Alors la grande majorité des organisations patronales du Sénégal ont décidé de s’adresser aux dirigeants politiques, et de prendre l’opinion à témoin. Hier, aux côtés des dirigeants des structures comme la Chambre de commerce de Dakar, les deux branches de l’Unacois, le Ges, ainsi que d’autres branches du secteur privé, M. Baïdy Agne, le président du Conseil national du patronat, a demandé : «A la 14ème législature, nous disons : «Auditionnez votre Secteur privé national avant de voter toute loi à caractère économique et social.» Et pour faire bonne mesure du prochain gouvernement qui sera bientôt installé, les patrons d’entreprise disent attendre ceci : «Soutenez davantage votre Secteur privé national afin de permettre à l’entreprise nationale de prospérer et de répondre à cette forte demande d’emplois de notre jeunesse que nous savons innovante et productive.»
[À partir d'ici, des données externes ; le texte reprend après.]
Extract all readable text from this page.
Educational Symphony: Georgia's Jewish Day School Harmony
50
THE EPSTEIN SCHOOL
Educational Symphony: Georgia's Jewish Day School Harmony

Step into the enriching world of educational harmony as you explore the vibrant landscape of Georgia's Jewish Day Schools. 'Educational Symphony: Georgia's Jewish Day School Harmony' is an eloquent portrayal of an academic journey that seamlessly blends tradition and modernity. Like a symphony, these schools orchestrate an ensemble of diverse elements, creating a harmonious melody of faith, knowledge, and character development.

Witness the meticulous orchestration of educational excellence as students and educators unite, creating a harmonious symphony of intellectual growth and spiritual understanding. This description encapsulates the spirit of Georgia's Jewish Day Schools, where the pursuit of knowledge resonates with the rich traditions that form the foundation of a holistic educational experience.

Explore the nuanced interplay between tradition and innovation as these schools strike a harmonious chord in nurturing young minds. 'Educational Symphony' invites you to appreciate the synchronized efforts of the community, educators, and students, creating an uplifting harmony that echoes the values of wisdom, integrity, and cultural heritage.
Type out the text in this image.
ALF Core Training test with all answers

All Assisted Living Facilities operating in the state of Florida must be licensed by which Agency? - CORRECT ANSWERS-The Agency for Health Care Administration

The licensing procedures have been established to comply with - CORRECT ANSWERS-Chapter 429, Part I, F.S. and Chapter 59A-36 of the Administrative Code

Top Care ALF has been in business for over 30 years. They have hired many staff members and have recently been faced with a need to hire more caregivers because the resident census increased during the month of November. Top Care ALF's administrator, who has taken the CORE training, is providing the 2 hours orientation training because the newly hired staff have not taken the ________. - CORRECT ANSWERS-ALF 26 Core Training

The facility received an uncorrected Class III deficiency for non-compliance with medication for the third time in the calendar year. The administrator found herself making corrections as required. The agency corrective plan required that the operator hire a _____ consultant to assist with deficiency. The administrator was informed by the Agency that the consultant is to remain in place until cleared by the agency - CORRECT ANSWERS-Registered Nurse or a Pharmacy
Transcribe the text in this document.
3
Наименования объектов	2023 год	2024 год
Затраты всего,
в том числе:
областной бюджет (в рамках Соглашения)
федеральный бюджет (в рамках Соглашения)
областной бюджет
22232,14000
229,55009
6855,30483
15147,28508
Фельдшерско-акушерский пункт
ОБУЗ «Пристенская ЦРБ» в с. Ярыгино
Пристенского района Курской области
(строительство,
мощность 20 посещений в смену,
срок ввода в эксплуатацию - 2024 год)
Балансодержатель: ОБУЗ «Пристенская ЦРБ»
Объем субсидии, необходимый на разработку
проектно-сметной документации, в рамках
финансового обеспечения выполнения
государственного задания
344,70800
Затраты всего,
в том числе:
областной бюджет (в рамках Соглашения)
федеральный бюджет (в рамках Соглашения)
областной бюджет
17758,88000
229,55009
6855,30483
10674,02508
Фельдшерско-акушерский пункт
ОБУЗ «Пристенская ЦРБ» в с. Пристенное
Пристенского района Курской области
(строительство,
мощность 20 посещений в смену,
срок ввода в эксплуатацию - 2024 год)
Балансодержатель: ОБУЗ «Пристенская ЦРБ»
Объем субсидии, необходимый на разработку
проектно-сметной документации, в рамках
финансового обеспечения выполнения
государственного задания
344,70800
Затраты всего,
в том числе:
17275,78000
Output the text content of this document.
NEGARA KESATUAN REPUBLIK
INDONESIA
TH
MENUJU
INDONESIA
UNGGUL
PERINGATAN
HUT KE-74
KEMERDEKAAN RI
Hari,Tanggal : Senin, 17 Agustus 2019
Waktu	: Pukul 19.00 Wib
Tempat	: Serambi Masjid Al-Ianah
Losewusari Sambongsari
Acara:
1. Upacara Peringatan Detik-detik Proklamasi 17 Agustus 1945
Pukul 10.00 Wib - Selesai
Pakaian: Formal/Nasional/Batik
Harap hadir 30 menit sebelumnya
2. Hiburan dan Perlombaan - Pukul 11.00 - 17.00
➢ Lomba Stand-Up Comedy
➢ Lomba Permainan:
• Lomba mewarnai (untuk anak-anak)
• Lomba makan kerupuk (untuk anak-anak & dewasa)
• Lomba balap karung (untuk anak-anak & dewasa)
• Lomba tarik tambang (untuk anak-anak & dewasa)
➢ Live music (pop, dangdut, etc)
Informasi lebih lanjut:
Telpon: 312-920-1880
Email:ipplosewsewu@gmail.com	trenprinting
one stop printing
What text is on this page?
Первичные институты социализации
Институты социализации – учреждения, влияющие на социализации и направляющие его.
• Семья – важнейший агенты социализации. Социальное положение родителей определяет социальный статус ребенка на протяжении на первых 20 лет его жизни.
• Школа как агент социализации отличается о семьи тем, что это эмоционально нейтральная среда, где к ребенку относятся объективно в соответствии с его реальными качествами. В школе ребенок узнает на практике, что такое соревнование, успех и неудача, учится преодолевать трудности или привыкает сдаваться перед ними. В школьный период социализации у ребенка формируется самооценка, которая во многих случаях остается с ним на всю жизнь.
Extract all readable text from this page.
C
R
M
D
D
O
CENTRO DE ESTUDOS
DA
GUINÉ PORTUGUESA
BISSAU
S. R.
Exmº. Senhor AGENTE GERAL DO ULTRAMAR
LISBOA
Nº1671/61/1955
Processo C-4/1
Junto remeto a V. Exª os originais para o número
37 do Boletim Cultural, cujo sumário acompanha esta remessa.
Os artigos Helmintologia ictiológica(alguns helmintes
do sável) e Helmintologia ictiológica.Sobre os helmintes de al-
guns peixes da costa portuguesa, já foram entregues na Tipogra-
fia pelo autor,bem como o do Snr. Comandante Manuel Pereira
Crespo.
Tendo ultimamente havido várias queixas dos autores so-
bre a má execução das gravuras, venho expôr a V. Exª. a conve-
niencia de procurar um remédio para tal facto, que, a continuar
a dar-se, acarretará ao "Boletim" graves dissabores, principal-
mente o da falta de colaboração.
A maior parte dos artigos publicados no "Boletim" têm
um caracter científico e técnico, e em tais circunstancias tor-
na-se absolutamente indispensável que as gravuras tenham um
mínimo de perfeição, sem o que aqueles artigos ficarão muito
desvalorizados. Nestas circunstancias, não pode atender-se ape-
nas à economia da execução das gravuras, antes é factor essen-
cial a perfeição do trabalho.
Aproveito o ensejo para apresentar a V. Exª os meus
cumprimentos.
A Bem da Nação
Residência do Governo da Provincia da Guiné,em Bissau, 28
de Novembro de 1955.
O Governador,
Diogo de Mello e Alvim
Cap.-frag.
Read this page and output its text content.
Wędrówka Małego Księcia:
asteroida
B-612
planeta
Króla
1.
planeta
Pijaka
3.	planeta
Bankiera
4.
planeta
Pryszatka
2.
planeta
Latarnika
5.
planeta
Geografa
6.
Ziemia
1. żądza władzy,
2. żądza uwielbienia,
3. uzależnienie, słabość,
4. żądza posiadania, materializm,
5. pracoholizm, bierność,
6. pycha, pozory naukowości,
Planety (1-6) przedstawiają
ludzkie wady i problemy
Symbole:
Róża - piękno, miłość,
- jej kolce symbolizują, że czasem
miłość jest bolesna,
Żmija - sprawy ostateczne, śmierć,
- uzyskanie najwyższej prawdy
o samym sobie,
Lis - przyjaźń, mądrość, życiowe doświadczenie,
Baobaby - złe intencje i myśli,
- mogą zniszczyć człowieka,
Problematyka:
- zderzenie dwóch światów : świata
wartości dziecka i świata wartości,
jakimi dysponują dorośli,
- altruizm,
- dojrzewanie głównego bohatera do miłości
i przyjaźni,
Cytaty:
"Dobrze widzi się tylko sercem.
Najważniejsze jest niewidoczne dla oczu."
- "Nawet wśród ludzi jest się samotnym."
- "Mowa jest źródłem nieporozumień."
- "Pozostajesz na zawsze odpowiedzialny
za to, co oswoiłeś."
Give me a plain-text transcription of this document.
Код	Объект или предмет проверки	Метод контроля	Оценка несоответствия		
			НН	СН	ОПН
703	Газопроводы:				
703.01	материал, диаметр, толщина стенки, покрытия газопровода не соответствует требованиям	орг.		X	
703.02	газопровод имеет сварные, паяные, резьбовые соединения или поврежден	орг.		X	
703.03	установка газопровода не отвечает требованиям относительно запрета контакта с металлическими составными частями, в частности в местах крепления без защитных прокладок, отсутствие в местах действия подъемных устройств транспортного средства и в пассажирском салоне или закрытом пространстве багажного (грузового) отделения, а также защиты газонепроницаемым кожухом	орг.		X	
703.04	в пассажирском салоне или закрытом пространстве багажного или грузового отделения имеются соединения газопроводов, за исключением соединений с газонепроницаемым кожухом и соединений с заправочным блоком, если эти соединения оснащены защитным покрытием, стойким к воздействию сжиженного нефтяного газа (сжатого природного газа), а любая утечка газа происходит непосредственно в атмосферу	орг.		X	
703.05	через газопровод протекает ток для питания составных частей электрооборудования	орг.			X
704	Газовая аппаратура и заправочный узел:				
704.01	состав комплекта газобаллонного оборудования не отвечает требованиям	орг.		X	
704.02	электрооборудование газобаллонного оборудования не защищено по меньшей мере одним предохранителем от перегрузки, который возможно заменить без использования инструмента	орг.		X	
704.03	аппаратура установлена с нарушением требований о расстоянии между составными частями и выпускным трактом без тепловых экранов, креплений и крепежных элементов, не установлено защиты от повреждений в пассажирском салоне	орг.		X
L’idée est de ne plus laisser mourir des entreprises nationales. Les chefs d’entreprise ne veulent pas être traités en citoyens de seconde zone, parce qu’ils sont créateurs de richesses.
Par la voix de Baïdy Agne, ils ont donc plaidé «pour l’élargissement du cadre réglementaire et juridique du contenu local à d’autres secteurs d’activités que celui du pétrole et du gaz, mais aussi pour plus d’engagement à nos côtés de l’Administration publique, plus de patriotisme économique, moins de haine de soi, moins de stigmatisation et de suspicion des privés nationaux qui gagnent des marchés et, enfin, de nouvelles règles de complémentarité avec l’investissement direct étranger».
En contrepartie, les entrepreneurs locaux s’engagent «à accroître les investissements privés nationaux, à créer plus d’emplois décents pour notre jeunesse, à contribuer davantage au développement socio-économique de nos villes et hinterlands».
Il faudrait, pour ces résultats, que d’ici les prochaines élections, le pays bruisse moins des questions politiques pour se pencher sur l’agenda économique, les préoccupations des entreprises et les priorités sociales, qui sont des questions du quotidien de tous les citoyens.
Si Baïdy Agne et ses collègues ont pu réussir à rassembler, autour d’une même plateforme unique, les producteurs industriels et les négociants dont souvent les intérêts sont divergents, on peut souhaiter que leur appel à un dialogue public/privé autour des intérêts économiques du pays soit entendu par les plus hautes autorités de ce pays.